We are now determining whether the mean of broken ampules exceeds 9.0 when no carton is transferred. The H0 is that it does not exceed 9.0, while the alternative is that it does. Since the P_value = 0.0540223 which is larger than α=.025, we accept H0 that the mean of broken ampules exceeds 9.0 when no carton is transferred is smaller than 9.0 with a significance level of .025.

Part (e)

σb1=abs(b1-2)/.5

σb0=abs(9-11)/.75

From the table where α=.05, and σ for b1 is 4 and df = 8, we have Power for b1 is 0.94

From the table where α=.05, and σ for b0 is 2.6666667 and df = 8, we have Power for b0 is 0.64

2.23

Part (a)

data=read.table("CH01PR19.txt",header = FALSE)
x=data[,2]
y=data[,1]
n=length(x)
b1 = cov(x, y)/var(x)
b0 = mean(y) - b1*mean(x)
SSR=sum((b1*x+b0-mean(y))^2)
SSE=sum((y-b1*x-b0)^2)
SSTO=sum((y-mean(y))^2)
MSE=SSE/(n-2)
MSR=SSR/(1)
df1 = data.frame(SS=c(SSR,SSE,SSTO),df=c(1,n-2,n-1),MS=c(MSR,MSE,NA),F_value=c(MSR/MSE,NA,NA),row.names = c("Regression","Error","Total"))
df1

##                   SS  df        MS  F_value
## Regression  3.587846   1 3.5878459 9.240243
## Error      45.817608 118 0.3882848       NA
## Total      49.405454 119        NA       NA

Above is the ANOVA table

Part (b)

The MSR measured the variance in the Grade point average that is captured by the model, which is 3.5878459. The MSE measured the variance the Grade point average that is not captured by the model, which is 0.3882848.

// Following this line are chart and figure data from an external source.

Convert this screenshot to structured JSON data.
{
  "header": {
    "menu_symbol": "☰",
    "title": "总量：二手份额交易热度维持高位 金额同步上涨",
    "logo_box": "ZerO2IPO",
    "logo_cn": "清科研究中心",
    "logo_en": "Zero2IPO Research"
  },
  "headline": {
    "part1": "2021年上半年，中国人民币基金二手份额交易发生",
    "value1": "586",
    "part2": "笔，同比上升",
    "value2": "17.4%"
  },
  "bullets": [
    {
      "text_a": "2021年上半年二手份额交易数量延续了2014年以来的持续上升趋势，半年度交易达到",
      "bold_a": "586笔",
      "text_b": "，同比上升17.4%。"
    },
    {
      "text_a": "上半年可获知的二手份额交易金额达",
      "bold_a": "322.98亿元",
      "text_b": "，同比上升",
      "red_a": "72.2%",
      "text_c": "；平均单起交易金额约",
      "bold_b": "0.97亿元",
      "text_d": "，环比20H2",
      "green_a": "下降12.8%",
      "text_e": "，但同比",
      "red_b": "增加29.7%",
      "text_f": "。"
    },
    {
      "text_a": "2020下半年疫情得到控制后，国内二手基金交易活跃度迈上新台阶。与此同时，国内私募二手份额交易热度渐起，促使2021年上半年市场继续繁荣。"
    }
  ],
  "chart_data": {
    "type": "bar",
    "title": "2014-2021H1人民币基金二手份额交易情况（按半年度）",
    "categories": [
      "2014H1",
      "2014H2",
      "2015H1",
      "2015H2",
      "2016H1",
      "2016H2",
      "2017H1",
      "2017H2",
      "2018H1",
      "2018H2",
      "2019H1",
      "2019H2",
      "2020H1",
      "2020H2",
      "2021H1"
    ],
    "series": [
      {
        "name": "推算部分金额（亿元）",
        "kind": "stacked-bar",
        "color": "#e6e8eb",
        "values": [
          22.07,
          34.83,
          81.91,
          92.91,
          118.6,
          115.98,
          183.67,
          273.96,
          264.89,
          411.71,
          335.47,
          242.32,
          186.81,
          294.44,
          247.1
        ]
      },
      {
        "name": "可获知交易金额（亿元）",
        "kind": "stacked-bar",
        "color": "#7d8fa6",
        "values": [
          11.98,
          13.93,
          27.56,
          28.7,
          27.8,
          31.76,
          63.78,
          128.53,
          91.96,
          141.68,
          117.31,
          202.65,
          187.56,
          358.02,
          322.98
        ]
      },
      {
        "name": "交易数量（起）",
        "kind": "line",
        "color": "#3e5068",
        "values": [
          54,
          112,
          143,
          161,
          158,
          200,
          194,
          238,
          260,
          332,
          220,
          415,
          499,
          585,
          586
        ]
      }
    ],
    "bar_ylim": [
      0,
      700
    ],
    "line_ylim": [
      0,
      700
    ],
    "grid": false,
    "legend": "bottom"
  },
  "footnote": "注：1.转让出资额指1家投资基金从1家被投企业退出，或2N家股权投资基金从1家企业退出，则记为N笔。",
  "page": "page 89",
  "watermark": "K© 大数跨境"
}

From the F-test for \(\beta_1\) we know that when \(\beta_1\) = 0, MSE and MSR will estimate the same quantity.

Part (c)

PFb1 = pf(MSR/MSE,1,118,lower.tail = FALSE)

The H0 for F-test is that β₁ is zero and the alternative is that β₁ is not zero. The F-Statistic we have is 9.2402427 and its P_value is 0.0029166 which is smaller than the α that we set up to be 0.01. Hence, we reject H0 which states that β₁ is zero.

Part (d)

The absolute magnitude of the reduction in the variation of Y when X is introduced into the regression model is the same as SSR, which is 3.5878459. The relative reduction is SSR/SSTO which is 0.0726204. The name of the latter measure is coefficient of determination(R²).

Part (e)

r = sign(b1)*sqrt(SSR/SSTO)

The r obtained for this model should have the same sign of b1, which is 0.2694818

Part (f)

R² has the more clear-cut operational interpretation, because in operation, companies care about how much the variance of Y has been explained instead of whether the slope of the fitted regression line is positive or negative.